Friday, March 30, 2007

Never worry about charging your cell phone again.

I found a great article off
CNN Money about a company set to revolutionize the small electronics industry. Powercast claims to have developed a technique for transferring radio waves to a DC; the important part, it's cheap. The concept is pretty simple. Plug in a base station and put in a dime size receiver (about $5 the company says) and whenever your mobile device gets within three feet of the base station it starts to charge. No more plugging in clumsy chargers, instead while you sit at your computer reading the post your phone is charging all on it own.
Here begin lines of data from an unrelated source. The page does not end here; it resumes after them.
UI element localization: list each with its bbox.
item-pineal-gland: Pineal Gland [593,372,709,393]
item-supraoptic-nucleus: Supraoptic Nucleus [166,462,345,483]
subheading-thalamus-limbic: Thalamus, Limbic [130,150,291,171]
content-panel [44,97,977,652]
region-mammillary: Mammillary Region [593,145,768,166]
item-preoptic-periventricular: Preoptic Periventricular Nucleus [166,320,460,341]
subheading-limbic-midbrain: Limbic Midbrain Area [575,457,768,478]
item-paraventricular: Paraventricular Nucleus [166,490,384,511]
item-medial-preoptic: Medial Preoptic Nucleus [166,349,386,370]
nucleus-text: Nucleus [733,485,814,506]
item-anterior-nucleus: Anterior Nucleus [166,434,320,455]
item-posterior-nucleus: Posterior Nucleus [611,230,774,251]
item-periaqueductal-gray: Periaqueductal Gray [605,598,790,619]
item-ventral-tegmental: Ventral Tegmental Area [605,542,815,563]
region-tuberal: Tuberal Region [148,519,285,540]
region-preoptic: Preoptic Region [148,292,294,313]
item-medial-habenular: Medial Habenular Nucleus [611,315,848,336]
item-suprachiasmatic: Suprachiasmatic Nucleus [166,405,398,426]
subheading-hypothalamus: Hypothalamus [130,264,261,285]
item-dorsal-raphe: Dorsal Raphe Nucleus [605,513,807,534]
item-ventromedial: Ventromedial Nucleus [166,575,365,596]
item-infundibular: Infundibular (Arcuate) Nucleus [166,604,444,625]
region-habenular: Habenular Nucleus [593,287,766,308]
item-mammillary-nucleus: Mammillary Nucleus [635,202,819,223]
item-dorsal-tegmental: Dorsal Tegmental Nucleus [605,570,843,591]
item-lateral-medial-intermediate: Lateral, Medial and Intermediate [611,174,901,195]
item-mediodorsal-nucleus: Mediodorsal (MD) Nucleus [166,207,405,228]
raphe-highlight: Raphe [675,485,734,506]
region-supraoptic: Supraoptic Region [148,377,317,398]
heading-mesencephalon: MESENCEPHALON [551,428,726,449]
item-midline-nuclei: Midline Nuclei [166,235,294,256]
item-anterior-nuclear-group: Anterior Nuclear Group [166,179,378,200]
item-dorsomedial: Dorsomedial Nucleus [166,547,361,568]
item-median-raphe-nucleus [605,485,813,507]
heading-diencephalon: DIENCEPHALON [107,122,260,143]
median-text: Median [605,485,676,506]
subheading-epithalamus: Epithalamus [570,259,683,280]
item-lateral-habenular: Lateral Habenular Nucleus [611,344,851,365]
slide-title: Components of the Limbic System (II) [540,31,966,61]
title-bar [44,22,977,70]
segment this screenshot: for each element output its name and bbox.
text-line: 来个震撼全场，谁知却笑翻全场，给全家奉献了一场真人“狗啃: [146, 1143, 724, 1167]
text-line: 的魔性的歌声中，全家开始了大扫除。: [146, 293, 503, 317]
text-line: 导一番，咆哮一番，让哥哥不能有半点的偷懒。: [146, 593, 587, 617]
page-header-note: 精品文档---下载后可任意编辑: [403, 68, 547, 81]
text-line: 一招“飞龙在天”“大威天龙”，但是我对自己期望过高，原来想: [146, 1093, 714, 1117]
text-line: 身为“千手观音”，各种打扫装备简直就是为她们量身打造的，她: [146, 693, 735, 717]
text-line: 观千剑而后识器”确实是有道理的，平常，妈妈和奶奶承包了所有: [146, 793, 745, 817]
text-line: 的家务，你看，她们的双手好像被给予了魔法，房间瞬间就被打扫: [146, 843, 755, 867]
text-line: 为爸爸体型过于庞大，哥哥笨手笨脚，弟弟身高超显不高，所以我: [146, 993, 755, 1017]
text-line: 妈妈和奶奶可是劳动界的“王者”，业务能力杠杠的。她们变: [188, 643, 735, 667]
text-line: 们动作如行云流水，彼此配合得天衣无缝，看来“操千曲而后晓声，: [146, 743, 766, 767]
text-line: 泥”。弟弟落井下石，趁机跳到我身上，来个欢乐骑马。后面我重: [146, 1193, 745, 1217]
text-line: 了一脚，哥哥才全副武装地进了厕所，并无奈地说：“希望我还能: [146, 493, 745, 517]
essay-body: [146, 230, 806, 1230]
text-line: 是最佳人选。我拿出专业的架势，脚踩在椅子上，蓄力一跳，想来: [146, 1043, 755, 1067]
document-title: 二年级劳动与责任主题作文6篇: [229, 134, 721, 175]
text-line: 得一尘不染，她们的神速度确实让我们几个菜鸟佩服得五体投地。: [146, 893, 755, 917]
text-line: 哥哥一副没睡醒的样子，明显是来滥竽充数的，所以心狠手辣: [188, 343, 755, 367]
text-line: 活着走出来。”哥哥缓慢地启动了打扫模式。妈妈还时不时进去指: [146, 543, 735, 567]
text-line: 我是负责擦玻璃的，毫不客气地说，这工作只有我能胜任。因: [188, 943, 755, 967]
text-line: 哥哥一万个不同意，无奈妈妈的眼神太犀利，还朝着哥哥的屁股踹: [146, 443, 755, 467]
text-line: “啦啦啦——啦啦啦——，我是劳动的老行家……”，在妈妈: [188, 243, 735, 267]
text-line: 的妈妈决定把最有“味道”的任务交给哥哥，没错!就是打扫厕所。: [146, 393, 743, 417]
That's where Shearer came in. A former physicist based in Pittsburgh, he and his team spent four years poring over wireless electricity research in a lab hidden behind his family's coffee house. He figured much of the energy bouncing off walls could be captured. All you had to do was build a receiver that could act like a radio tuned to many frequencies at once.

"I realized we wanted to grab that static and harness it," Shearer says. "It's all energy."



So the Powercast team set about creating and patenting that receiver. Its tiny but hyperefficient receiving circuits can adjust to variations in load and field strength while maintaining a constant DC voltage. Thanks to the fact that it transmits only safe low wattages, the Powercast system quickly won FCC approval--and $10 million from private investors.